School and college leaders should:

  • Remember that they have a duty to consult employees on the policies and practices of the workplace.
  • Seek to ensure that every staff member understands the part that other staff members play (consider developing an organisational flowchart for the staff bulletin board or staff handbook).
  • Have a clear definition of roles and responsibilities where possible.
  • Seek to ensure that individuals are not overloaded with responsibility.
  • Where areas of work and responsibility overlap, seek to ensure that individuals are clear about who should take the lead.
  • Seek to ensure that staff members are asked to undertake only those roles and responsibilities they have the skills, training or experience to undertake.
  • Seek to ensure that where two or more managers direct or influence the work of a colleague, those managers keep each other regularly informed of the tasks they have delegated to avoid overloading an individual with work or creating conflicting expectations.
  • Recognise that teachers expect to exercise professional autonomy in the workplace. Allow them to use their judgement and initiative.
  • Provide staff members with a revised job description when their roles and responsibilities change materially.

Personal and social time

This principle recognises that for most of us, work is a place in which to socialise and foster personal, as well as professional relationships with our colleagues. A school or college devoid of such interaction can be a very isolating and consequently stressful place in which to work. Schools and colleges should also be places where individuals are not discouraged from working flexibly (e.g. part-time and job sharing).

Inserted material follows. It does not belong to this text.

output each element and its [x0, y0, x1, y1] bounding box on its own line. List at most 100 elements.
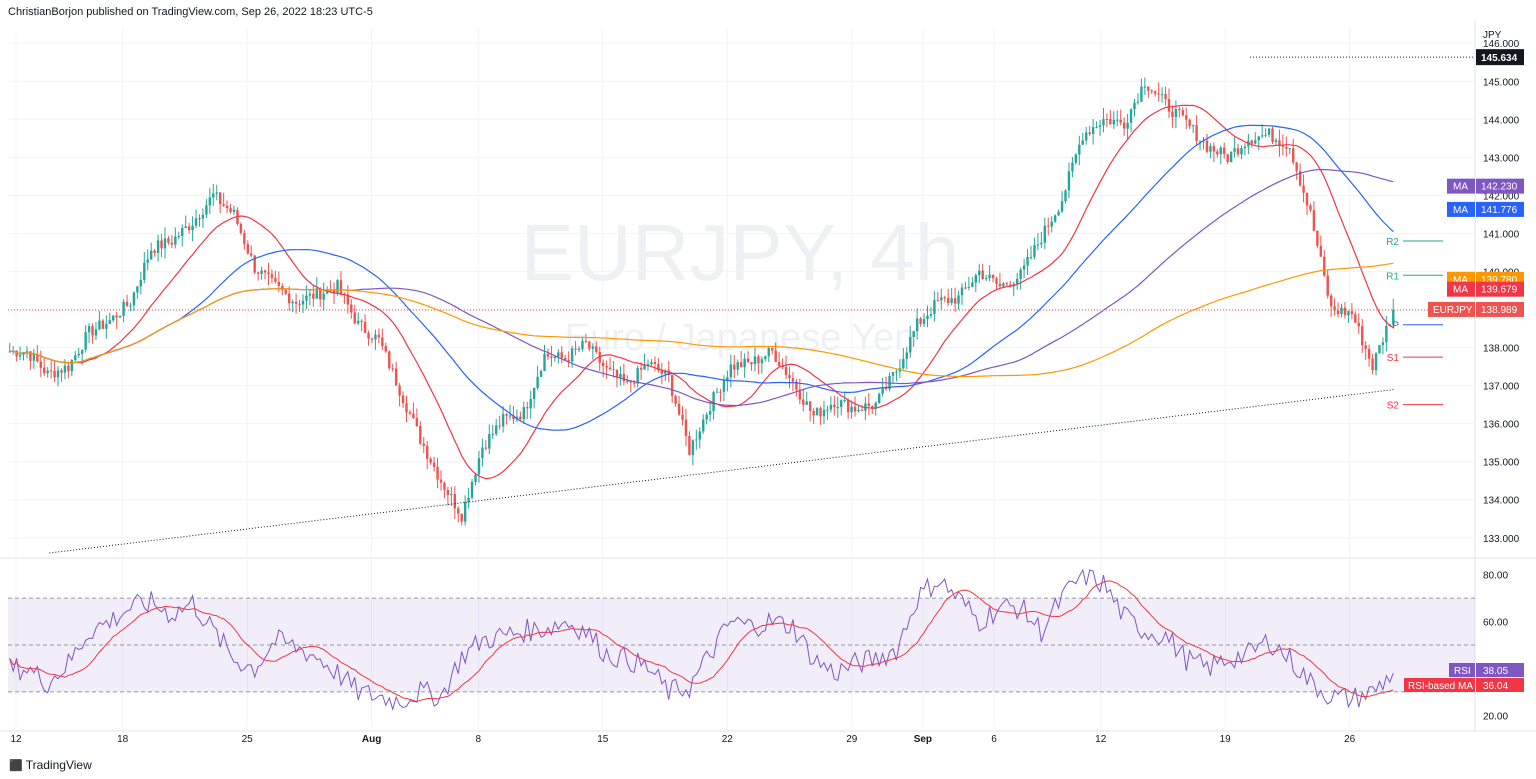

The Government White Paper ‘Educational Excellence Everywhere’ says: “schools should be leading in this area, offering equal opportunities for all and modelling these values for children and young people.” School and college leaders should:

  • create a space (if they have not already done so) in which staff members may socialise during breaks, share ideas, hold meetings, discuss projects, catch-up with personal emails, arrange medical appointments etc.;
  • discourage a culture in which staff members regularly forgo lunch breaks / eat lunch at their desks or undertake an unequal share of break duties;
  • keep track of the hours staff are working. In this context there should be acknowledgement and consideration given to the non-academic role performed by teachers, often exercised at times when they should be on break;
  • accommodate flexible working;
  • ensure that directed time is clearly defined in teachers’ contracts and that an annual directed time calendar is provided in advance of the beginning of each academic year;
  • provide teachers with the option to use at least one of their INSET days to develop personal as well as professional interests;
  • where possible, provide staff with “down-time” or lighter duties after a particularly stressful period of work (e.g. after Ofsted/Estyn inspection);
  • consider introducing a ‘family day’, which is paid leave once a year to enable staff to spend time with family during term time.

The NEU has produced guidance relating to flexible working in schools and colleges.

The following documents are also available:

Work/life balance model policy and checklist

Stress risk assessments

This principle emphasises the importance of monitoring levels of stress in the workplace and reviewing its effects on the workforce. Persistently high levels of pressure can lead to distress, exhaustion, and a feeling of being overwhelmed. The Health & Safety Executive (HSE) defines work-related stress as: "The adverse reaction people have to excessive pressures or other types of demand placed on them at work." It is counter-productive and not only impacts on the mental and physical wellbeing of school/college staff, but also impacts on the school/college by affecting job performance and productivity, not to mention the financial costs of covering sick leave and recruiting replacement staff.

School and college leaders should be encouraged to build processes in the workplace which assist in the detection of both individual and organisational stress. There are many diagnostic tools available for this purpose.